2 Mr Lim is the founder, manager, and owner of the Zhun Ti Tang temple (“the Temple”). Mr Khoo was a Buddhist worshipper at the Temple who was actively involved as a volunteer there from 2016–2018. Prior to the parties’ acquisition of the Property, the Temple was housed at Mr Lim’s residential address. In 2017, Mr Lim wished to move the Temple to a separate location. Mr Lim approached Mr Khoo and proposed purchasing a commercial property in their joint names for the Temple. The parties thus agreed to purchase the Property together for use as the Temple’s premises. To assist in their acquisition of the Property, the parties obtained a mortgage loan in their joint names, for which they are jointly and severally liable to the mortgagee-bank. The second floor of the Property was then used as the premises for the Temple, while the first floor was used for a business selling handicrafts, collectibles, gifts, and Buddhist idols and statues, known as Zhen Ru Ge. Mr Lim is the sole proprietor of this business (“the Business”).

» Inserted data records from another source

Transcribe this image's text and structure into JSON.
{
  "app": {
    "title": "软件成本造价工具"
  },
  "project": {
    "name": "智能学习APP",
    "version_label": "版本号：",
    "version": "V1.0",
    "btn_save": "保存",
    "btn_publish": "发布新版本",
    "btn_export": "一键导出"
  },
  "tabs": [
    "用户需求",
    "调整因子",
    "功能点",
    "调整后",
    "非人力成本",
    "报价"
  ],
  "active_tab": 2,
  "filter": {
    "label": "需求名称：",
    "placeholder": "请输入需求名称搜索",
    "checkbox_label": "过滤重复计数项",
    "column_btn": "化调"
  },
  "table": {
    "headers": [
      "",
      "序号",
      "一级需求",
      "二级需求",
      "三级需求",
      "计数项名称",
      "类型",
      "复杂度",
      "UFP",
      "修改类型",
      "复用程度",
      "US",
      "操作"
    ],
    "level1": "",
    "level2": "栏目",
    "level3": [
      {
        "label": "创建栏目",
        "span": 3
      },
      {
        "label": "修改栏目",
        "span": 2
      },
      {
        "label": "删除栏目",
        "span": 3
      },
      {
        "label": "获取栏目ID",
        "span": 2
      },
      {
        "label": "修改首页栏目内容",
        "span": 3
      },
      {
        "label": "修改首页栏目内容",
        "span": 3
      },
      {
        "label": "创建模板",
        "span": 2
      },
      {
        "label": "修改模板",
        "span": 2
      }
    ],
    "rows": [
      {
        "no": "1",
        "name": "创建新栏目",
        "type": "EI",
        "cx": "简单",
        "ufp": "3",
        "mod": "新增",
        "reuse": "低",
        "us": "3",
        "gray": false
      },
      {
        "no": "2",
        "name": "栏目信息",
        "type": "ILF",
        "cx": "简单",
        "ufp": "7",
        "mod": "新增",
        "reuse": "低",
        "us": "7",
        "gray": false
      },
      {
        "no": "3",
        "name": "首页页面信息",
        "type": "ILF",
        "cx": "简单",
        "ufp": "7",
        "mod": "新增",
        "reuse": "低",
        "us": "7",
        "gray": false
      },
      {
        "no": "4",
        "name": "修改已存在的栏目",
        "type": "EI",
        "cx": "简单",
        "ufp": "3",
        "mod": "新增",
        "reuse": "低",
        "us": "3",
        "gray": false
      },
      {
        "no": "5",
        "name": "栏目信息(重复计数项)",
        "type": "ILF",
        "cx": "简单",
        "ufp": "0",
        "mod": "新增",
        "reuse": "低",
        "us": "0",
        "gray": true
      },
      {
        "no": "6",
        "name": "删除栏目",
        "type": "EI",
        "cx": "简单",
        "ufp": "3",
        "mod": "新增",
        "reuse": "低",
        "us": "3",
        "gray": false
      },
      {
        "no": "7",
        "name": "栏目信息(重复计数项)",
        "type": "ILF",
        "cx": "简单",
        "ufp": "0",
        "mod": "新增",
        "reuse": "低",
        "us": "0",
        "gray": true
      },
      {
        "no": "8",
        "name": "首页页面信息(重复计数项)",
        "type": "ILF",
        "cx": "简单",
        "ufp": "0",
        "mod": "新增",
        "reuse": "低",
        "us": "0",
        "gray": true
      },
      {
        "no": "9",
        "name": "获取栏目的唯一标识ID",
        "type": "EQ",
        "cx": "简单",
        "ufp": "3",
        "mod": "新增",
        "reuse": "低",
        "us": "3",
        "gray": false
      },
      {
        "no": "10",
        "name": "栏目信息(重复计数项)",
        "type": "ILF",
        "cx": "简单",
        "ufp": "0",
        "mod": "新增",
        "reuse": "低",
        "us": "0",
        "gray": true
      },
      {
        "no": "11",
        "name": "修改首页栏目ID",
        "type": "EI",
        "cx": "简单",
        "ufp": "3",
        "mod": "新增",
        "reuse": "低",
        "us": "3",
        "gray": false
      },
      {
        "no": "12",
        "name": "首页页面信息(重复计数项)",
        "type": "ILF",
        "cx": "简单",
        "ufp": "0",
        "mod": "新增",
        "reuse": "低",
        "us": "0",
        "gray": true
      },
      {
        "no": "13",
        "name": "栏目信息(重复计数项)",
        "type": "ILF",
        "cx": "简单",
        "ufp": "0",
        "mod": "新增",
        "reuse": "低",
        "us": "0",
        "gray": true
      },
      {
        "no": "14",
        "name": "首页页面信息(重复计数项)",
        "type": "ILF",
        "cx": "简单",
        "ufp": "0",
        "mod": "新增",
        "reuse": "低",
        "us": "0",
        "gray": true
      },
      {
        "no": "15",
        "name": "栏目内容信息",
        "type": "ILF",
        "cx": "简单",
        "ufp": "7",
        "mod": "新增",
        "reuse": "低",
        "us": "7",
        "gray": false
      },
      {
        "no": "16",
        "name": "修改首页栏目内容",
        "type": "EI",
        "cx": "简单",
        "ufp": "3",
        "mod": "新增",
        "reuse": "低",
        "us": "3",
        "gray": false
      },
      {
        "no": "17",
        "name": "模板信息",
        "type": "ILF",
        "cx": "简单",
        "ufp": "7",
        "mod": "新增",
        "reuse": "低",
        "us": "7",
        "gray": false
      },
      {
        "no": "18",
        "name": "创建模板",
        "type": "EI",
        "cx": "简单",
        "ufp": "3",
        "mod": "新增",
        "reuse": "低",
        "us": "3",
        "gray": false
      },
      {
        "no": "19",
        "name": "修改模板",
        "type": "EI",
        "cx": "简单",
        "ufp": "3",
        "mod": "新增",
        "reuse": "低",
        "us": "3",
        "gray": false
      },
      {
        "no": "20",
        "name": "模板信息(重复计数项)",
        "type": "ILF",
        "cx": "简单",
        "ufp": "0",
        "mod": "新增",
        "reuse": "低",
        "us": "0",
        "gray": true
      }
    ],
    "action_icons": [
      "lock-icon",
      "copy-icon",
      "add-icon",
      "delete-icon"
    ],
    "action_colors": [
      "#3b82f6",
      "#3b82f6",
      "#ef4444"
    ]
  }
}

3 In 2018, the parties decided to part ways but could not agree on what their respective beneficial ownership in the Property was. They brought their dispute to court. Mr Lim asserted beneficial ownership of 99% or 100% on the basis of a common intention trust. Mr Khoo claimed 50% beneficial ownership based on a different common intention.
4 In Khoo Jee Chek v Lim Beng Tiong [2023] SGHC 233 dated 23 August 2023 (“the Judgment”), the Judge rejected both parties’ primary cases, holding that there was insufficient evidence of common intention. Instead, she gave judgment based on a presumption of resulting trust analysis, in respect of which she had heard parties’ submissions concerning their respective contributions to the purchase price. Noting that they were both jointly liable for the mortgage, the Judge counted the mortgage loan as contribution by them both equally and consequently concluded (after considering the proportions of their initial contributions to the purchase and other ancillary payments) that Mr Khoo’s beneficial ownership was 38.38% while Mr Lim’s was 61.62%.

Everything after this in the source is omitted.